The insular cortex (IC) has a crucial role in taste recognition memory, including conditioned taste aversion (CTA). CTA is a learning paradigm in which a novel taste stimulus (CS) is associated with gastric malaise (US), inducing aversion to the CS in future encounters. The role of the IC in CTA memory formation has been extensively studied. However, the functional significance of neurotransmitter release during the presentation of taste stimuli and gastric malaise-inducing agents remains unclear. Using microdialysis in free-moving animals, we evaluated simultaneous changes in glutamate, norepinephrine and dopamine release in response to the presentation of an innate appetitive or aversive gustatory novel stimulus, as well as after i.p. administration of isotonic or hypertonic gastric malaise-inducing solutions. Our results demonstrate that the presentation of novel stimuli, regardless of their innate valence, induces an elevation of norepinephrine and dopamine. Administration of a gastric malaise inducing agent (LiCl) promotes an elevation of glutamate regardless of its concentration. In comparison, norepinephrine release is related to the LiCl concentration and its equimolar NaCl control. Additionally, we evaluated their functional role on short and long-term taste aversion memory. Results indicate that the blockade of noradrenergic β1,2 receptors in the IC spares CTA acquisition and memory consolidation. In contrast, blockade of dopamine D1/D5 receptors impaired CTA consolidation, whereas the NMDA receptor blockade impedes both acquisition and consolidation of CTA. These results suggest that dopaminergic and noradrenergic release are related to the salience of conditioned taste stimuli. However, only cortical D1/D5 dopaminergic activity, but not the noradrenergic β1,2 activity, is involved in the acquisition and consolidation of taste memory formation. Additionally, glutamatergic activity signals visceral distress caused by LiCl administration and activates NMDA receptors necessary for the acquisition and consolidation of long-lasting taste aversion memory.

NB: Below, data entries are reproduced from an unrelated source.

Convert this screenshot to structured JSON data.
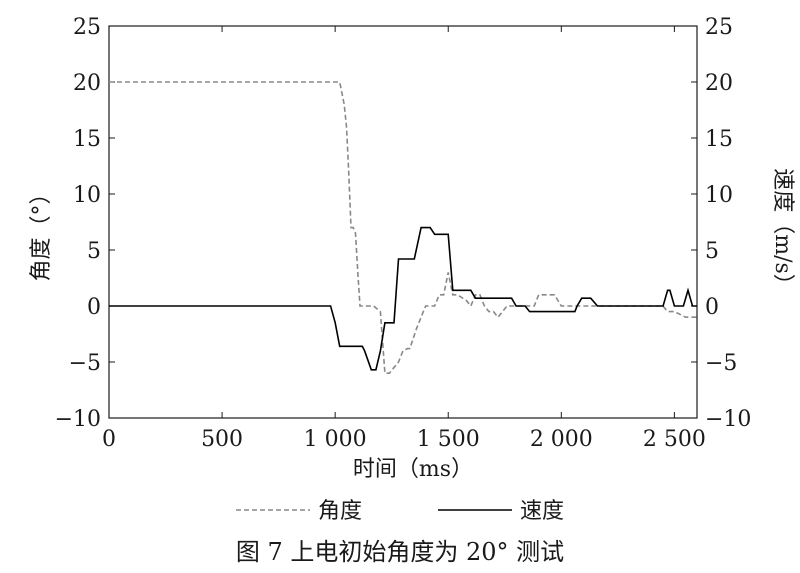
{
  "chart_data": {
    "type": "line",
    "caption": "图 7   上电初始角度为 20° 测试",
    "xlabel": "时间（ms）",
    "ylabel_left": "角度（°）",
    "ylabel_right": "速度（m/s）",
    "xlim": [
      0,
      2600
    ],
    "ylim_left": [
      -10,
      25
    ],
    "ylim_right": [
      -10,
      25
    ],
    "grid": false,
    "legend_position": "bottom-center",
    "x_ticks": [
      0,
      500,
      1000,
      1500,
      2000,
      2500
    ],
    "x_tick_labels": [
      "0",
      "500",
      "1 000",
      "1 500",
      "2 000",
      "2 500"
    ],
    "y_ticks": [
      -10,
      -5,
      0,
      5,
      10,
      15,
      20,
      25
    ],
    "y_tick_labels": [
      "−10",
      "−5",
      "0",
      "5",
      "10",
      "15",
      "20",
      "25"
    ],
    "series": [
      {
        "name": "角度",
        "line_style": "dashed",
        "color": "#888888",
        "x": [
          0,
          1000,
          1020,
          1040,
          1050,
          1060,
          1070,
          1080,
          1090,
          1100,
          1110,
          1120,
          1140,
          1170,
          1200,
          1220,
          1240,
          1280,
          1300,
          1320,
          1330,
          1360,
          1400,
          1420,
          1440,
          1460,
          1480,
          1500,
          1520,
          1540,
          1580,
          1600,
          1620,
          1640,
          1660,
          1680,
          1700,
          1720,
          1760,
          1800,
          1840,
          1880,
          1900,
          1920,
          1940,
          1970,
          2000,
          2050,
          2100,
          2140,
          2200,
          2300,
          2400,
          2450,
          2470,
          2500,
          2550,
          2580,
          2600
        ],
        "values": [
          20,
          20,
          20,
          18,
          16,
          12,
          7,
          7,
          6.5,
          3,
          0,
          0,
          0,
          0,
          -0.5,
          -6,
          -6,
          -5,
          -4,
          -3.8,
          -3.8,
          -2,
          0,
          0,
          0,
          1,
          1,
          3,
          1,
          1,
          0.5,
          0,
          1,
          1,
          0,
          -0.5,
          -0.5,
          -1,
          0,
          0,
          0,
          0,
          1,
          1,
          1,
          1,
          0,
          0,
          0,
          0,
          0,
          0,
          0,
          0,
          -0.5,
          -0.5,
          -1,
          -1,
          -1
        ]
      },
      {
        "name": "速度",
        "line_style": "solid",
        "color": "#000000",
        "x": [
          0,
          980,
          1000,
          1020,
          1040,
          1100,
          1120,
          1130,
          1160,
          1180,
          1200,
          1220,
          1240,
          1260,
          1280,
          1300,
          1330,
          1350,
          1380,
          1420,
          1440,
          1460,
          1500,
          1520,
          1540,
          1580,
          1600,
          1620,
          1680,
          1720,
          1740,
          1780,
          1800,
          1840,
          1860,
          1880,
          1900,
          1960,
          2040,
          2060,
          2070,
          2090,
          2110,
          2130,
          2160,
          2200,
          2300,
          2400,
          2440,
          2450,
          2470,
          2480,
          2500,
          2520,
          2540,
          2560,
          2580,
          2600
        ],
        "values": [
          0,
          0,
          -1.5,
          -3.6,
          -3.6,
          -3.6,
          -3.6,
          -4,
          -5.7,
          -5.7,
          -4,
          -1.5,
          -1.5,
          -1.5,
          4.2,
          4.2,
          4.2,
          4.2,
          7,
          7,
          6.4,
          6.4,
          6.4,
          1.4,
          1.4,
          1.4,
          1.4,
          0.7,
          0.7,
          0.7,
          0.7,
          0.7,
          0,
          0,
          -0.5,
          -0.5,
          -0.5,
          -0.5,
          -0.5,
          -0.5,
          0,
          0.7,
          0.7,
          0.7,
          0,
          0,
          0,
          0,
          0,
          0,
          1.4,
          1.4,
          0,
          0,
          0,
          1.4,
          0,
          0
        ]
      }
    ]
  }
}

岛叶皮层 (IC) 在味觉识别记忆中起着至关重要的作用，包括条件性味觉厌恶 (CTA)。CTA 是一种学习范式，其中一种新的味觉刺激 (CS) 与胃不适 (US) 相关，在未来的遭遇中诱发对 CS 的厌恶。IC 在 CTA 记忆形成中的作用已被广泛研究。然而，在味觉刺激和胃不适诱导剂的呈现过程中神经递质释放的功能意义仍不清楚。在自由活动的动物中使用微透析，我们评估了谷氨酸、去甲肾上腺素和多巴胺释放的同时变化，以响应先天食欲或厌恶味觉新刺激的呈现，以及腹腔内施用等渗或高渗胃不适诱导溶液后的变化。我们的研究结果表明，无论其先天价如何，新刺激的呈现都会引起去甲肾上腺素和多巴胺的升高。胃不适诱导剂 (LiCl) 的施用促进谷氨酸的升高，无论其浓度如何。相比之下，去甲肾上腺素的释放与 LiCl 浓度及其等摩尔 NaCl 控制有关。此外，我们评估了它们在短期和长期味觉厌恶记忆中的功能作用。结果表明，IC 中去甲肾上腺素能 β1,2 受体的阻断可避免 CTA 采集和记忆巩固。相比之下，多巴胺 D1/D5 受体的阻断会损害 CTA 的巩固，而 NMDA 受体的阻断会阻碍 CTA 的获得和巩固。这些结果表明，多巴胺能和去甲肾上腺素能释放与条件味觉刺激的显着性有关。然而，只有皮质 D1/D5 多巴胺能活性，而不是去甲肾上腺素能 β1,2 活性，参与味觉记忆形成的获得和巩固。此外，谷氨酸能活性发出由 LiCl 给药引起的内脏不适的信号，并激活 NMDA 受体，这是获得和巩固长期味觉厌恶记忆所必需的。